When you’ve been doing this as long as I have, you at least know what to expect. The first time you go through it you’re absolutely befuddled that you are fighting over something so small already. Did you change that much? Did he? The fact of the matter is, when you’ve been going it alone and that routine gets disrupted, you almost don’t know how to handle it. That routine is what kept you going while he was away. It was the only thing you could control. So now here you are, looking at clothes on the floor. Doesn’t he know that clothes go in the hamper and not on the floor? Doesn’t he remember where the dishes go? And oh. my. goodness. The kids MUST be in bed at 8 sharp or there will be hell to pay tomorrow – and he just now decides we should go out for ice cream?

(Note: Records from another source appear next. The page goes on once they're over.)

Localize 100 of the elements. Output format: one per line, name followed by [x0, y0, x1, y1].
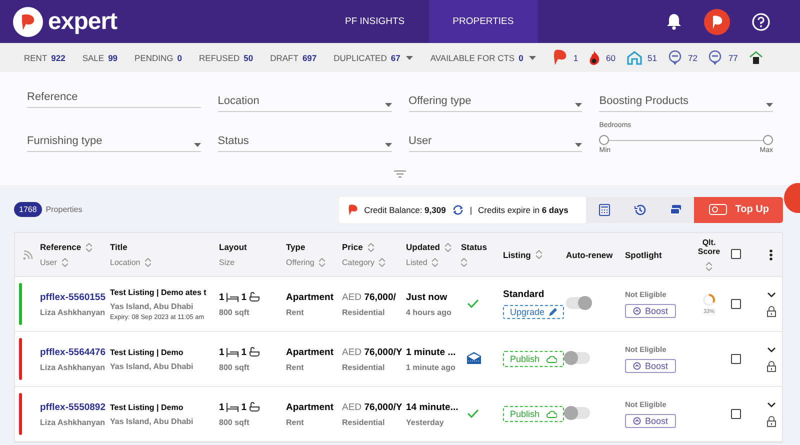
- bedrooms-count: 1: [219, 346, 224, 358]
- reference-link[interactable]: pfflex-5560155: [40, 292, 110, 302]
- upgrade-button[interactable]: Upgrade: [503, 305, 564, 319]
- sort-icon[interactable]: [62, 258, 68, 267]
- stat-label[interactable]: AVAILABLE FOR CTS: [430, 52, 515, 62]
- boost-icon: [633, 362, 641, 370]
- row-checkbox[interactable]: [731, 408, 741, 418]
- top-up-button[interactable]: Top Up: [694, 196, 783, 222]
- boost-button[interactable]: Boost: [625, 359, 676, 373]
- size-text: 800 sqft: [219, 418, 250, 426]
- properties-label: Properties: [46, 205, 82, 214]
- price-text: AED 76,000/Y: [342, 346, 404, 358]
- calculator-button[interactable]: [586, 196, 622, 222]
- dropdown-field[interactable]: Offering type: [408, 82, 582, 112]
- caret-icon: [194, 143, 201, 147]
- offering-text: Rent: [286, 308, 305, 316]
- filter-icon[interactable]: [394, 170, 406, 178]
- stat-label[interactable]: DRAFT: [270, 52, 298, 62]
- bathrooms-count: 1: [241, 346, 247, 358]
- check-icon: [467, 298, 479, 308]
- location-text: Yas Island, Abu Dhabi: [110, 416, 194, 426]
- bell-icon[interactable]: [666, 13, 682, 30]
- count-badge: 1768: [14, 202, 42, 217]
- dropdown-field[interactable]: Location: [218, 82, 392, 112]
- dropdown-field[interactable]: Status: [218, 122, 392, 152]
- auto-renew-toggle[interactable]: [566, 352, 590, 364]
- column-header: Auto-renew: [566, 250, 613, 260]
- building-icon: [748, 50, 763, 64]
- range-slider[interactable]: [599, 135, 773, 147]
- lock-icon: [766, 306, 776, 316]
- dropdown-field[interactable]: Furnishing type: [27, 122, 201, 152]
- rss-icon: [23, 250, 33, 260]
- category-text: Residential: [342, 308, 386, 316]
- sort-icon[interactable]: [432, 258, 438, 267]
- help-icon[interactable]: [752, 12, 770, 30]
- user-name: Liza Ashkhanyan: [40, 308, 106, 316]
- updated-text: Just now: [406, 292, 448, 302]
- row-checkbox[interactable]: [731, 298, 741, 308]
- reference-link[interactable]: pfflex-5564476: [40, 346, 110, 358]
- badge-icon: [708, 50, 722, 65]
- stat-label[interactable]: RENT: [24, 52, 48, 62]
- refresh-icon[interactable]: [452, 204, 464, 214]
- auto-renew-toggle[interactable]: [566, 297, 590, 309]
- stat-count: 72: [688, 52, 698, 62]
- chevron-down-icon[interactable]: [766, 346, 776, 352]
- caret-icon: [384, 143, 392, 147]
- calculator-icon: [598, 204, 610, 216]
- sort-icon[interactable]: [368, 242, 374, 252]
- sort-icon[interactable]: [461, 258, 467, 267]
- boost-button[interactable]: Boost: [625, 304, 676, 318]
- category-text: Residential: [342, 362, 386, 372]
- avatar[interactable]: [704, 8, 730, 34]
- location-text: Yas Island, Abu Dhabi: [110, 302, 194, 310]
- dropdown-field[interactable]: User: [408, 122, 582, 152]
- sort-icon[interactable]: [319, 258, 326, 267]
- listed-text: 1 minute ago: [406, 362, 456, 372]
- chevron-down-icon[interactable]: [766, 292, 776, 298]
- sort-icon[interactable]: [706, 262, 712, 272]
- sort-icon[interactable]: [445, 242, 451, 252]
- auto-renew-toggle[interactable]: [566, 407, 590, 419]
- listed-text: Yesterday: [406, 418, 445, 426]
- sort-icon[interactable]: [86, 242, 92, 252]
- stat-label[interactable]: DUPLICATED: [334, 52, 387, 62]
- column-subheader: Category: [342, 258, 374, 267]
- reference-field[interactable]: Reference: [27, 91, 201, 108]
- lock-icon: [766, 416, 776, 426]
- reference-link[interactable]: pfflex-5550892: [40, 402, 110, 412]
- sort-icon[interactable]: [145, 258, 152, 267]
- column-header: Spotlight: [625, 250, 662, 260]
- lock-icon: [766, 360, 776, 372]
- chevron-down-icon[interactable]: [766, 402, 776, 408]
- nav-tab[interactable]: PF INSIGHTS: [321, 0, 429, 43]
- more-icon[interactable]: [769, 248, 773, 260]
- select-all-checkbox[interactable]: [731, 249, 741, 259]
- offering-text: Rent: [286, 362, 305, 372]
- row-checkbox[interactable]: [731, 354, 741, 364]
- logo-icon[interactable]: [13, 6, 43, 36]
- envelope-icon: [467, 352, 481, 364]
- credits-button[interactable]: [658, 196, 694, 222]
- column-header: Qlt. Score: [696, 238, 722, 256]
- column-subheader: Size: [219, 258, 235, 267]
- updated-text: 1 minute ...: [406, 346, 457, 358]
- sort-icon[interactable]: [379, 258, 386, 267]
- nav-tab[interactable]: PROPERTIES: [428, 0, 538, 43]
- stat-count: 50: [244, 52, 254, 62]
- check-icon: [467, 408, 479, 418]
- caret-icon: [529, 56, 536, 60]
- listing-title: Test Listing | Demo: [110, 348, 184, 356]
- sort-icon[interactable]: [536, 250, 542, 259]
- stat-label[interactable]: SALE: [82, 52, 104, 62]
- bathrooms-count: 1: [241, 292, 247, 302]
- column-header: Price: [342, 242, 363, 252]
- stat-label[interactable]: PENDING: [134, 52, 174, 62]
- column-subheader: Location: [110, 258, 140, 267]
- logo-text[interactable]: expert: [48, 8, 118, 36]
- caret-icon: [575, 143, 582, 147]
- listing-level: Standard: [503, 289, 546, 300]
- boost-button[interactable]: Boost: [625, 414, 676, 428]
- stat-label[interactable]: REFUSED: [199, 52, 240, 62]
- dropdown-field[interactable]: Boosting Products: [599, 82, 773, 112]
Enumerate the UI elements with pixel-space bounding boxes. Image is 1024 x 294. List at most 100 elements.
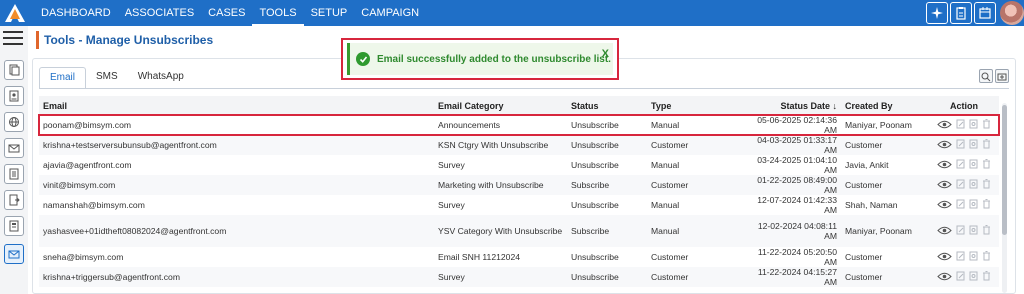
delete-icon[interactable] (982, 251, 991, 263)
view-icon[interactable] (937, 272, 952, 283)
tab-whatsapp[interactable]: WhatsApp (128, 67, 194, 89)
header-type[interactable]: Type (647, 96, 749, 115)
sparkle-icon[interactable] (926, 2, 948, 24)
cell-status: Unsubscribe (571, 120, 619, 130)
nav-cases[interactable]: CASES (201, 0, 252, 26)
table-row[interactable]: namanshah@bimsym.com Survey Unsubscribe Man… (39, 195, 999, 215)
document-icon[interactable] (4, 164, 24, 184)
header-status-date[interactable]: Status Date ↓ (749, 96, 841, 115)
header-created-by[interactable]: Created By (841, 96, 929, 115)
globe-icon[interactable] (4, 112, 24, 132)
history-icon[interactable] (969, 159, 978, 171)
tab-email[interactable]: Email (39, 67, 87, 89)
header-status[interactable]: Status (567, 96, 647, 115)
cell-created-by: Customer (845, 252, 883, 262)
history-icon[interactable] (969, 179, 978, 191)
cell-status-date: 03-24-2025 01:04:10 AM (757, 155, 837, 175)
header-email[interactable]: Email (39, 96, 434, 115)
form-document-icon[interactable] (4, 216, 24, 236)
cell-email-category: Survey (438, 200, 465, 210)
table-row[interactable]: ajavia@agentfront.com Survey Unsubscribe Ma… (39, 155, 999, 175)
documents-icon[interactable] (4, 60, 24, 80)
history-icon[interactable] (969, 139, 978, 151)
delete-icon[interactable] (982, 225, 991, 237)
history-icon[interactable] (969, 251, 978, 263)
mail-icon[interactable] (4, 138, 24, 158)
hamburger-menu-icon[interactable] (3, 31, 23, 47)
channel-tabs: Email SMS WhatsApp (39, 67, 194, 89)
edit-icon[interactable] (956, 179, 965, 191)
add-unsubscribe-icon[interactable] (995, 69, 1009, 83)
view-icon[interactable] (937, 226, 952, 237)
delete-icon[interactable] (982, 139, 991, 151)
cell-status: Unsubscribe (571, 160, 619, 170)
delete-icon[interactable] (982, 159, 991, 171)
history-icon[interactable] (969, 271, 978, 283)
cell-email-category: Survey (434, 267, 567, 287)
tab-divider (39, 88, 1009, 89)
scrollbar-thumb[interactable] (1002, 105, 1007, 235)
cell-created-by: Shah, Naman (845, 200, 898, 210)
cell-status: Unsubscribe (567, 267, 647, 287)
table-row[interactable]: poonam@bimsym.com Announcements Unsubscrib… (38, 114, 1000, 136)
table-row[interactable]: yashasvee+01idtheft08082024@agentfront.c… (39, 215, 999, 247)
app-logo-icon[interactable] (4, 3, 26, 23)
delete-icon[interactable] (982, 271, 991, 283)
header-email-category[interactable]: Email Category (434, 96, 567, 115)
nav-tools[interactable]: TOOLS (252, 0, 304, 26)
edit-icon[interactable] (956, 159, 965, 171)
page-title: Tools - Manage Unsubscribes (44, 33, 214, 47)
content-panel: Email SMS WhatsApp Email Email Category … (32, 58, 1016, 294)
table-row[interactable]: krishna+triggersub@agentfront.com Survey U… (39, 267, 999, 287)
table-scrollbar[interactable] (1002, 103, 1007, 293)
cell-actions (929, 247, 999, 267)
cell-status-date: 12-02-2024 04:08:11 AM (749, 215, 841, 247)
delete-icon[interactable] (982, 199, 991, 211)
clipboard-icon[interactable] (950, 2, 972, 24)
history-icon[interactable] (969, 199, 978, 211)
cell-email: poonam@bimsym.com (43, 120, 132, 130)
history-icon[interactable] (969, 225, 978, 237)
edit-icon[interactable] (956, 251, 965, 263)
view-icon[interactable] (937, 180, 952, 191)
edit-icon[interactable] (956, 225, 965, 237)
table-row[interactable]: vinit@bimsym.com Marketing with Unsubscri… (39, 175, 999, 195)
cell-type: Manual (651, 200, 680, 210)
export-document-icon[interactable] (4, 190, 24, 210)
edit-icon[interactable] (956, 199, 965, 211)
view-icon[interactable] (937, 120, 952, 131)
nav-associates[interactable]: ASSOCIATES (118, 0, 201, 26)
nav-campaign[interactable]: CAMPAIGN (354, 0, 426, 26)
table-row[interactable]: krishna+testserversubunsub@agentfront.co… (39, 135, 999, 155)
view-icon[interactable] (937, 200, 952, 211)
nav-dashboard[interactable]: DASHBOARD (34, 0, 118, 26)
calendar-icon[interactable] (974, 2, 996, 24)
delete-icon[interactable] (982, 179, 991, 191)
cell-type: Customer (651, 252, 689, 262)
delete-icon[interactable] (982, 119, 991, 131)
cell-email-category: Marketing with Unsubscribe (434, 175, 567, 195)
table-row[interactable]: sneha@bimsym.com Email SNH 11212024 Unsubs… (39, 247, 999, 267)
cell-email: krishna+triggersub@agentfront.com (39, 267, 434, 287)
view-icon[interactable] (937, 252, 952, 263)
edit-icon[interactable] (956, 139, 965, 151)
header-action: Action (929, 96, 999, 115)
tab-sms[interactable]: SMS (86, 67, 128, 89)
cell-created-by: Maniyar, Poonam (845, 120, 912, 130)
unsubscribe-mail-icon[interactable] (4, 244, 24, 264)
cell-type: Customer (647, 175, 749, 195)
edit-icon[interactable] (956, 271, 965, 283)
cell-status-date: 12-07-2024 01:42:33 AM (757, 195, 837, 215)
cell-actions (929, 115, 999, 135)
cell-status-date: 04-03-2025 01:33:17 AM (749, 135, 841, 155)
user-avatar[interactable] (1000, 1, 1024, 25)
edit-icon[interactable] (956, 119, 965, 131)
contact-card-icon[interactable] (4, 86, 24, 106)
view-icon[interactable] (937, 160, 952, 171)
check-circle-icon (356, 52, 370, 66)
nav-setup[interactable]: SETUP (304, 0, 355, 26)
search-icon[interactable] (979, 69, 993, 83)
history-icon[interactable] (969, 119, 978, 131)
view-icon[interactable] (937, 140, 952, 151)
toast-close-button[interactable]: X (602, 48, 609, 60)
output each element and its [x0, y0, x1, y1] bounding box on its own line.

Take a breath. Again. Okay, is it that important? I’m not saying it isn’t, but is every single one of those things he’s doing worth the fight? I mean, yes, at some point clothes in the hamper would be nice. And sooner rather than later. But if you spent a whole day going at him for every mis-step, it’s going to spell disaster. And the same goes for him, you don’t want him walking around pointing out everything you’ve done wrong. So yes, take a breath. Those clothes on the floor? They show that he’s comfortable being home. The dishes that are on the counter instead of put away? They’re there because a kid that missed him like crazy is begging him to play a video game. That late-night ice cream run? He’s trying to make a memory to make up for his absence.
It took us years to learn the art of reintegration. Our last reintegration took months. Well, we don’t have months to reintegrate this time around so I refuse to let us do that again. Don’t forget to communicate–in a way that isn’t nagging. Pick up the clothes and when you’re cuddled up together, mention that you need his help keeping the house up, or the routine in tact, or whatever it is. He probably doesn’t even realize he’s doing it. Unless you’re my husband anyway. Those clothes on the floor are totally on purpose and have become somewhat of a joke and it doesn’t bother me anymore. Most days anyway.